Although in these stages I am alone, and I enjoy them – I’d never have kept it up for ten years without you. No social media, old fashioned PR or any other kind of promotion – and I am shamelessly proud of that – It’s our tenth birthday,
yours and mine. The first annalog was 14 January 2013 and here we are. I wish you a dazzling self replenishing birthday cake, with candles and sparklers that never wear out. And thanks from the bottom of my heart for making a dream I did not realise I had come true.
We often hear about the power of the circle in the negative, but what goes around, comes around can be positive – and I have lived to be told what the radio programmes I fronted did for the people who derived something from them. They had one advantage – the magic component of voice.
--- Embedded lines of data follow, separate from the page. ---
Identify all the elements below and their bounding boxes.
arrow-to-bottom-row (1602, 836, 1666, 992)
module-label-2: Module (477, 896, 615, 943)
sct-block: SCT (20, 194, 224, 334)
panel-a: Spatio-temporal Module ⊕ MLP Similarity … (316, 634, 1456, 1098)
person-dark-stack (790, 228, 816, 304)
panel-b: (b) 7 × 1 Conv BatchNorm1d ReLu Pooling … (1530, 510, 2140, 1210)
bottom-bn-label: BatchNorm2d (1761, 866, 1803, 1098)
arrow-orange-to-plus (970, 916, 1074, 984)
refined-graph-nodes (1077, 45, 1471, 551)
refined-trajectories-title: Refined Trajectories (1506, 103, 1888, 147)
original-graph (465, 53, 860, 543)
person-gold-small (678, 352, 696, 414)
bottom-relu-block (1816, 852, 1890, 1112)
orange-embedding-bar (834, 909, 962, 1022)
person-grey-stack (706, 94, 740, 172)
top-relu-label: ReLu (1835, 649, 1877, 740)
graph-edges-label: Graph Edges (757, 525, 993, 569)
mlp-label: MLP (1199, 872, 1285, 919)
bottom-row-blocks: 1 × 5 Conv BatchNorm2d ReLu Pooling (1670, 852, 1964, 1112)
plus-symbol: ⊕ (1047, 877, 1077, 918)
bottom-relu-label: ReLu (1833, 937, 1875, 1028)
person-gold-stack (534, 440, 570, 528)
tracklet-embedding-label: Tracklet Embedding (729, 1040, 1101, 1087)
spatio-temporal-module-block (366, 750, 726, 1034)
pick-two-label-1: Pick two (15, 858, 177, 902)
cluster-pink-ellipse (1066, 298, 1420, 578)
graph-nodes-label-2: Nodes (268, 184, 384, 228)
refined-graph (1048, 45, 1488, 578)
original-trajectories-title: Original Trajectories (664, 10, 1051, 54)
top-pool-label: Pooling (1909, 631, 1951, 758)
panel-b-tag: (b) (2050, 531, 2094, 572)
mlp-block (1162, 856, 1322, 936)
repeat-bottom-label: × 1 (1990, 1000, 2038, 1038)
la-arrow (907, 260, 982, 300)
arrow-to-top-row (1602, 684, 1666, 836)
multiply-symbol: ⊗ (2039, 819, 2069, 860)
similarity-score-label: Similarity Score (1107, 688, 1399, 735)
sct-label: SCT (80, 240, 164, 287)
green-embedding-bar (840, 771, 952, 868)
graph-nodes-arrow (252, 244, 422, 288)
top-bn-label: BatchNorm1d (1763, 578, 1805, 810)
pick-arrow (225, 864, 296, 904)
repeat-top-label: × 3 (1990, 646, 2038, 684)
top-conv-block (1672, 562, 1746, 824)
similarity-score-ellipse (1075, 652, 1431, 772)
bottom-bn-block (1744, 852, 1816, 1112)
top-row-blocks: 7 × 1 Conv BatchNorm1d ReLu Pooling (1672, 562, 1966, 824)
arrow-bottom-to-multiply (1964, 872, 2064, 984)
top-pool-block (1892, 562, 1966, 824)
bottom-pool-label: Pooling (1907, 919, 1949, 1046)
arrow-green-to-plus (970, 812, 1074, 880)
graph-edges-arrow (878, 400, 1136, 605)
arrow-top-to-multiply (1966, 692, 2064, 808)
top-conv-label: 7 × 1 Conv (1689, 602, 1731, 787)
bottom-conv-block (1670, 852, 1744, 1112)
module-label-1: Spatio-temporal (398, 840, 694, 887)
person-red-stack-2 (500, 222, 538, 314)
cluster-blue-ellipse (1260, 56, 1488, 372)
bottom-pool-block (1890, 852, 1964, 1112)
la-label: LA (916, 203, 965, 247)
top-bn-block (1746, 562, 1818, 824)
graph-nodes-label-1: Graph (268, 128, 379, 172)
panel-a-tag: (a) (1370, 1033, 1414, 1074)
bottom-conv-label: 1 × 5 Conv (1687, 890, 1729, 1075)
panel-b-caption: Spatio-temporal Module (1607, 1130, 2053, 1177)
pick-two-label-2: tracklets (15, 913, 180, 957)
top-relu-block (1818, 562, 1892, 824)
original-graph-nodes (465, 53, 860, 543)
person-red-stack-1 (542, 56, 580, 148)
We diminish this to our cost.
This week a woman wrote to me, about how something I had said had affected her life. She married and had children very young but pulled herself out of years of work as a carer, to go back into education where she became the first member of her family to go to university, continue to work and study and is now a research scientist. She wrote movingly about how she had stayed happily married, how her life’s journey had changed things for the better for her and her family. She thanked me for my wise words (her phrase) and how they had made all the difference to her family (her words). I was staring transfixed at the screen.
This was clearly an annalog birthday present.
If my voice is not present in annalog, then clearly the inference of it is. Whoever is reading is very real to me and it seems clear that I am equally real to you, hence the circle. And because you read me and I had ten years to do it in, I was able to learn a shape and pursue it into similarity and variance. Ginny once called me a wordsmith and I love the idea of me with small silver hammers making verbal shapes and learning all the time. Happy birthday.